Bank of Ireland fell heavily and closed 60 cents weaker on €17.05 (£13.43), well below its recent low in the wake of the Alliance & Leicester debacle, and 16 per cent off its €20.30 (£15.99) high immediately after news of the A&L first leaked.
Irish Life & Permanent was another financial to come under the cosh, falling 50 cents to €10.80 (£8.51). Industrials were less affected by the weakness and even those cyclical stocks which usually suffer from rate rises did little. CRH was just 2 cents easier on €18.10 (£14.25), while Smurfit drifted 2 1/2 cents easier on €2.325 (£1.83).

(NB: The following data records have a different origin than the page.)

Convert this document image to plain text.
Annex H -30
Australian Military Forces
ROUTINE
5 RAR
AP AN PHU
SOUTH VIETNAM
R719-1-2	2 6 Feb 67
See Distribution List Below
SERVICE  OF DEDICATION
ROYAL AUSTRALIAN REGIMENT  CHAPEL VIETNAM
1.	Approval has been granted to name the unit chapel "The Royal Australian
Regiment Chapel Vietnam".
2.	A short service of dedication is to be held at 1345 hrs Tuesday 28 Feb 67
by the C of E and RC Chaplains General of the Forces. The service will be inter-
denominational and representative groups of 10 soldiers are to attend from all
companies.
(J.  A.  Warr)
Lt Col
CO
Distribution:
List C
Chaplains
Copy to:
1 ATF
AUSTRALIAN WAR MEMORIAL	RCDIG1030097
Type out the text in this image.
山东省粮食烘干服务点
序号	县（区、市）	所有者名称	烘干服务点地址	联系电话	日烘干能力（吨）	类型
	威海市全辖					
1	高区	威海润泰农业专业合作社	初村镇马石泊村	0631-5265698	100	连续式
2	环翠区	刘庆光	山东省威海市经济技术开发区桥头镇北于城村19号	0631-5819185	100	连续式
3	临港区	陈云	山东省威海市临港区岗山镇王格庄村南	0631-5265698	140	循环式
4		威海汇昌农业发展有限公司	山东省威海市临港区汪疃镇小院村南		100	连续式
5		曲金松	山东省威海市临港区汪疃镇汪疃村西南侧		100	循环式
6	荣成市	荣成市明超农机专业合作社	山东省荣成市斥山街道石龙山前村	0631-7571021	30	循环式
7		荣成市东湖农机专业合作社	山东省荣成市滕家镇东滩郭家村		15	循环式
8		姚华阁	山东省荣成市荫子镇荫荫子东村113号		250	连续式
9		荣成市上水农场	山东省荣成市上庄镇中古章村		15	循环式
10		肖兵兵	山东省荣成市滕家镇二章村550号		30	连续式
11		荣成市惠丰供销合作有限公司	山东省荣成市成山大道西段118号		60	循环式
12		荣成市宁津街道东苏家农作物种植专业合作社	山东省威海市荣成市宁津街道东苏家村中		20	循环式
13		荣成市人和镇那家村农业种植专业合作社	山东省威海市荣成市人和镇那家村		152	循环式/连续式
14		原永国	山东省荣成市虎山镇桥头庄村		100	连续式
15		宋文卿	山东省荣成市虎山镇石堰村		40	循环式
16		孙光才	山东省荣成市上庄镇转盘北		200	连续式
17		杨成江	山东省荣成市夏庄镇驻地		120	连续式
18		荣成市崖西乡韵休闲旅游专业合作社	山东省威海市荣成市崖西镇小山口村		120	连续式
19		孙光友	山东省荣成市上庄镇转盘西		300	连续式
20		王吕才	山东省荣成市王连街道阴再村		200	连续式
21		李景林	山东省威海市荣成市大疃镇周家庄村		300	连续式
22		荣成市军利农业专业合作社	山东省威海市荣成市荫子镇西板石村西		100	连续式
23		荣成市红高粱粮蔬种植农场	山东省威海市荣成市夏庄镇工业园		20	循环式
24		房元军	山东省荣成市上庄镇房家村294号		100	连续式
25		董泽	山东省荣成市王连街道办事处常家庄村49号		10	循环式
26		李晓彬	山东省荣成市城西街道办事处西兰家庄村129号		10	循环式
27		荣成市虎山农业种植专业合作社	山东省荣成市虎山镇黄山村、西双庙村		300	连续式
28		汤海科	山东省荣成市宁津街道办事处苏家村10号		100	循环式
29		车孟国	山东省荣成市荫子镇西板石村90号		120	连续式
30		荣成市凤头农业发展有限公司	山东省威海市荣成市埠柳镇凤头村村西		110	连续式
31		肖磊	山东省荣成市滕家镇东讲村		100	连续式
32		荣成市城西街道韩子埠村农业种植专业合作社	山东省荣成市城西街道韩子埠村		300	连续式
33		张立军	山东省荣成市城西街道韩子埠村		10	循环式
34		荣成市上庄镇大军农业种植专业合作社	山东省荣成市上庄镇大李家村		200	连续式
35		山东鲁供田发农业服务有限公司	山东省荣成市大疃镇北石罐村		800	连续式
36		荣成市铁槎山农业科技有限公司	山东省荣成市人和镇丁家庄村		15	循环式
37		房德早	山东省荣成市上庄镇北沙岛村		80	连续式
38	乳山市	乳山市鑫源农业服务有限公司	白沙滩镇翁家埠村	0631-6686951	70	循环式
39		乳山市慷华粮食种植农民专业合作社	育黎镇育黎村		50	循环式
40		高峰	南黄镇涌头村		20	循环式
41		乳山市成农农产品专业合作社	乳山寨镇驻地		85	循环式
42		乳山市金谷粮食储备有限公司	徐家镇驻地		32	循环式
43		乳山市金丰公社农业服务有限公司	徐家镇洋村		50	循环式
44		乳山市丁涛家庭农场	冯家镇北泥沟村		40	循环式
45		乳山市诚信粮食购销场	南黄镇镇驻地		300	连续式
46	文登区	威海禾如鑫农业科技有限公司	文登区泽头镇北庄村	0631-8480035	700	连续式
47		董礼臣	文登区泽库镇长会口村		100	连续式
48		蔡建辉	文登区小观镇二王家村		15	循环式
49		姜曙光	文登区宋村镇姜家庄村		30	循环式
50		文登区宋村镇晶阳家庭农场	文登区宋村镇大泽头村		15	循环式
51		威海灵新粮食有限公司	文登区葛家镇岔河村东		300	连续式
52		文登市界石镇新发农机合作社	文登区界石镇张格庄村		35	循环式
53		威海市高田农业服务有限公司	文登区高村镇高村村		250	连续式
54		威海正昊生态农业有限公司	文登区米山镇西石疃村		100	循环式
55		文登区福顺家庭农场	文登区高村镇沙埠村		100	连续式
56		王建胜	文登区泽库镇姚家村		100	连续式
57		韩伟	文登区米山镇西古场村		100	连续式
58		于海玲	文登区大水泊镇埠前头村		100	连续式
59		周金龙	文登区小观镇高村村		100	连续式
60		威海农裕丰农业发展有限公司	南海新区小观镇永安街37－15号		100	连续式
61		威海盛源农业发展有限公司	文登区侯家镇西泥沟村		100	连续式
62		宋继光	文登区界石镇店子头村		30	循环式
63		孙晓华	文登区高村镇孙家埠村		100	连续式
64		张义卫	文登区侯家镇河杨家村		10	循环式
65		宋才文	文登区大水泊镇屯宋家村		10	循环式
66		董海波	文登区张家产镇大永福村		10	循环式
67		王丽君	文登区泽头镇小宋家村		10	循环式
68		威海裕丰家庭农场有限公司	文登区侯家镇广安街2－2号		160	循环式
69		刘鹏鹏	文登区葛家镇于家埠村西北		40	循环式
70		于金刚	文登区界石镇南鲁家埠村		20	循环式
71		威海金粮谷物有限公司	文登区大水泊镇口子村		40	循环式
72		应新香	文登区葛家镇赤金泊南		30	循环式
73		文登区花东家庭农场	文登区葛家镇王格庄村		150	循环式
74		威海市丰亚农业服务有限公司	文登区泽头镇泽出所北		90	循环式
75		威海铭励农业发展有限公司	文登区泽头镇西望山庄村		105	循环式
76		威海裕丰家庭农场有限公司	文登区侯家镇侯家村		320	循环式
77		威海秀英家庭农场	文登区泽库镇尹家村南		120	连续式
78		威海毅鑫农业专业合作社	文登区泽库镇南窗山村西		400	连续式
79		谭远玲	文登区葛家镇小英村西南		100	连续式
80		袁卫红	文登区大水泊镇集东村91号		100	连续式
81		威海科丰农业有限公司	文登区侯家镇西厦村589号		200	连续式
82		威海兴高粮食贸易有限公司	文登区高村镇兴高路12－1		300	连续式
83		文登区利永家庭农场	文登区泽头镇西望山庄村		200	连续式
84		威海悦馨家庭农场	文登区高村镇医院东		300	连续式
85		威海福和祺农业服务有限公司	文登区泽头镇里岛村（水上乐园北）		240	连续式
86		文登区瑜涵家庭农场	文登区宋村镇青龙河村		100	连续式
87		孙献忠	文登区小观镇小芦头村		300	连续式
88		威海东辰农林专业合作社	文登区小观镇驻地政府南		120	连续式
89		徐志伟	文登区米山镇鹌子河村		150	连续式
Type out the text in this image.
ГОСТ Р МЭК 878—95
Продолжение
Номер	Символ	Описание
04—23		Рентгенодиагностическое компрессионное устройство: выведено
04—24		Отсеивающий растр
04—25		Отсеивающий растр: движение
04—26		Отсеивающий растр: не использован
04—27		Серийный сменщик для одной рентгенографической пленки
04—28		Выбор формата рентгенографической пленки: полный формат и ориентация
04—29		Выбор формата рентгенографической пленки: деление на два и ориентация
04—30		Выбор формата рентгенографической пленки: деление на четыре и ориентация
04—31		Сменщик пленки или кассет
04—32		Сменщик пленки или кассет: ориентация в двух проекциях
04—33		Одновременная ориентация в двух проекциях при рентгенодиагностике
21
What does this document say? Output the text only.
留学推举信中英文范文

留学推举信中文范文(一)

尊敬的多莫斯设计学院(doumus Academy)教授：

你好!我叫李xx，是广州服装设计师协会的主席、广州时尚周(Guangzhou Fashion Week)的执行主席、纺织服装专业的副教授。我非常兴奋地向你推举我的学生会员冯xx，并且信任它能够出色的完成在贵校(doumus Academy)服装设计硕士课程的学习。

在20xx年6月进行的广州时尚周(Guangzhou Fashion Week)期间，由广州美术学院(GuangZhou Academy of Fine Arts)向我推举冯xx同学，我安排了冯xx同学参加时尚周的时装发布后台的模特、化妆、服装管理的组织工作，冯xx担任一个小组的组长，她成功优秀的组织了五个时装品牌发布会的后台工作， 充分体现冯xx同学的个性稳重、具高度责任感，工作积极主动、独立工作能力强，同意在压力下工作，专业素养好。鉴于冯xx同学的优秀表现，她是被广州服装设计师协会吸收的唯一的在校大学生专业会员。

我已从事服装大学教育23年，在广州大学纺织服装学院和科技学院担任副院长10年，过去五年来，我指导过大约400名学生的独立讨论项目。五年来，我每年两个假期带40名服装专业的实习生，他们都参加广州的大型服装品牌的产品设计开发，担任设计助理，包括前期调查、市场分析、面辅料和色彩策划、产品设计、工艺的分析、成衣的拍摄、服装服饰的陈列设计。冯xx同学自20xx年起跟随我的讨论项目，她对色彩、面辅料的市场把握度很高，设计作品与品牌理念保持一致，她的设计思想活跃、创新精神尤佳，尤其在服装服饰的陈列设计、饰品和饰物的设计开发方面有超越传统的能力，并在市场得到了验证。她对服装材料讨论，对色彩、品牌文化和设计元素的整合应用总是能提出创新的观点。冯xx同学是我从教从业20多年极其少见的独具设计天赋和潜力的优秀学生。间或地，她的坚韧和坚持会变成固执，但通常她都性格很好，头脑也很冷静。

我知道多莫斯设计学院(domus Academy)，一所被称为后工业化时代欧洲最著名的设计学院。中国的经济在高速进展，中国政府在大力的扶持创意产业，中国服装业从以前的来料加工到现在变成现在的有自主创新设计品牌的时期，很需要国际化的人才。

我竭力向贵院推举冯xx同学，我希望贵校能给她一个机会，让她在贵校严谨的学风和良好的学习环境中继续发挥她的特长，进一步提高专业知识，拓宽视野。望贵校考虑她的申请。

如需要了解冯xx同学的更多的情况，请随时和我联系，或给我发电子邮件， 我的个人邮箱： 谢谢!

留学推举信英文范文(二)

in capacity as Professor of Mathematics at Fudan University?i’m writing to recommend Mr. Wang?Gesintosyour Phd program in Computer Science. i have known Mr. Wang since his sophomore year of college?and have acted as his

Elan continued to trade actively on Nasdaq, but some of the fizz seems to have gone out of the takeover talk, and the shares were almost $1 1/2
lower on $29 7/8 as the Irish market closed. Icon continued to improve and was trading $1 3/8 higher at $20 5/8 as the Irish market closed, a big improvement on the $10 low after the profits warning a few months ago.